Ananya Birla made her debut and immediately announced herself as someone who plays in an entirely different league. She wore a custom Robert Wun creation featuring a sharply structured blazer sculpted through the waist with a dramatic flared peplum, paired with a pleated gun-metal glass organza ballroom skirt that shifted and shimmered with every step. Her stainless steel face mask, designed by artist Subodh Gupta and covering her face completely, created an aura of power and mystery that stopped the entire carpet. A body-hugging statue brought to life.
Manish Malhotra did something deeply moving. He returned for his second Met Gala in a black bandhgala layered with an intricately crafted cape featuring embroidery styles including zardozi and chikankari, and the cape carried the actual signatures of the craftsmen who built it, making his garment a living monument to the artisans behind Indian fashion's global rise.
Karan Johar made his long-awaited debut by doing what he does best: going straight for the heart. His Manish Malhotra ensemble paid tribute to legendary painter Raja Ravi Varma, featuring hand-painted gold detailing that echoed the brushstrokes of Varma's most iconic classical works. Johar described it as wearing his inheritance. Standing on those steps, he was not a filmmaker in a costume. He was a Raja Ravi Varma painting walking into the room, channeling the full royalty of Jaipur's pink city spirit.
Isha Ambani once again proved she is among the most quietly powerful fashion forces at this event. She wore a sculptural gold Gaurav Gupta ensemble blending sari-inspired draping with futuristic construction, accessorised with heirloom emerald jewellery owned by her mother Nita Ambani. A now-viral mango-shaped accessory by Subodh Gupta, a nod to India's most beloved fruit, had the internet completely obsessed, with lily flower details completing the look in the most poetic fashion imaginable.
Princess Gauravi Kumari brought the full weight of Indian royalty to the carpet. She wore a gown inspired by Maharani Gayatri Devi's sari, reimagined by Prabal Gurung, adorned with pearls and diamonds from the Jaipur heritage. She was not dressed as royalty. She simply is royalty, and the carpet knew it.

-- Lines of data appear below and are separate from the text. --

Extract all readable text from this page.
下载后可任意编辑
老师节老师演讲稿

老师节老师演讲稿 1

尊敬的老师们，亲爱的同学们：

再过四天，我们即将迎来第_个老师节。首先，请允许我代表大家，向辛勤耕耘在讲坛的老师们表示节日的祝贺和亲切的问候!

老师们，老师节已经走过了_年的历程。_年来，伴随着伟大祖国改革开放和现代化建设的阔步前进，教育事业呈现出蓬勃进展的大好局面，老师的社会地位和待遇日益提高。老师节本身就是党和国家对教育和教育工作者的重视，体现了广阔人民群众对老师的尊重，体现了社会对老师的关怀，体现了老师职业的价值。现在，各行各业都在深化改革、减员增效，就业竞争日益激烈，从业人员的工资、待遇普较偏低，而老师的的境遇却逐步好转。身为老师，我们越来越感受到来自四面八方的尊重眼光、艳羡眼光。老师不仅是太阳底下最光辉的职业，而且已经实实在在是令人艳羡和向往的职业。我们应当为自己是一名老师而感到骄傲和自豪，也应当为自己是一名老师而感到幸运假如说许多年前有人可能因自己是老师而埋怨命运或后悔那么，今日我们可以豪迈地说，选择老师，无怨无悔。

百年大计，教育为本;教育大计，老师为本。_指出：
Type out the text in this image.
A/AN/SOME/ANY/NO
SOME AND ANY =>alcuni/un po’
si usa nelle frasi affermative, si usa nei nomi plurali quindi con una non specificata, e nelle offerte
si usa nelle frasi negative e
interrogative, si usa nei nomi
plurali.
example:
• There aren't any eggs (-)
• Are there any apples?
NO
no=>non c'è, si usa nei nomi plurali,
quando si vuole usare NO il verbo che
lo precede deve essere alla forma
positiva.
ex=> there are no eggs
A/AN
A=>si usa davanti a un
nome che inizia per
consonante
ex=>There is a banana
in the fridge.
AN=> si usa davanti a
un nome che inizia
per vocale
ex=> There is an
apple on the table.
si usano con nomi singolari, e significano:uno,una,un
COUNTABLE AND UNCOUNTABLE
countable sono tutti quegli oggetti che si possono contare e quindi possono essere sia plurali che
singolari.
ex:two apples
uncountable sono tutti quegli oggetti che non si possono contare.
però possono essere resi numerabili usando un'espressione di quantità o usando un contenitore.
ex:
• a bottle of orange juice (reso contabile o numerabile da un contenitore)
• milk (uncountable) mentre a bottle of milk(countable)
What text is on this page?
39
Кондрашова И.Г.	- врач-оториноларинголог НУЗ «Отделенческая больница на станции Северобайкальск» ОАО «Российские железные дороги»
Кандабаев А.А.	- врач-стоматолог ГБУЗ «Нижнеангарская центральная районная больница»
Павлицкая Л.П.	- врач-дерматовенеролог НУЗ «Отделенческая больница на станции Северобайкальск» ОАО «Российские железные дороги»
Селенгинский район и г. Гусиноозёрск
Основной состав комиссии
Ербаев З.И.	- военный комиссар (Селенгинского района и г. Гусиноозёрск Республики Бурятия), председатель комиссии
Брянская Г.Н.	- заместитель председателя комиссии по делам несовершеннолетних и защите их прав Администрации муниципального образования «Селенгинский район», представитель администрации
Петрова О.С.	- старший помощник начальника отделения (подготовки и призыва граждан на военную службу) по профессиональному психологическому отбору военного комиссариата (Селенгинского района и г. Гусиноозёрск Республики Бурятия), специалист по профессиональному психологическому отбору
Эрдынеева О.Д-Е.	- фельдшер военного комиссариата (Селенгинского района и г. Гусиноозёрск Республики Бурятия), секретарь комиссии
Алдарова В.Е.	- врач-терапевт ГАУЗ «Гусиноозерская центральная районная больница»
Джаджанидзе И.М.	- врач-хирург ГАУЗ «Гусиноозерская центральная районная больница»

Mona Patel went somewhere entirely unexpected and magnificent. She drew inspiration from Leonardo da Vinci's Vitruvian Man, wearing a structured gold and white outfit with architectural tailoring and a conceptual cape, merging philosophy and fashion in one extraordinary silhouette. Da Vinci's writings were made wearable, with an Indian soul at its centre.
Natasha Poonawalla delivered the kind of entrance only she can. She wore a sculptural ensemble created with artist Marc Quinn and Dolce and Gabbana, featuring a large floral structure resembling delicate white petals with a soft paper-like texture, a true wearable sculpture.
India did not follow the theme. India defined it.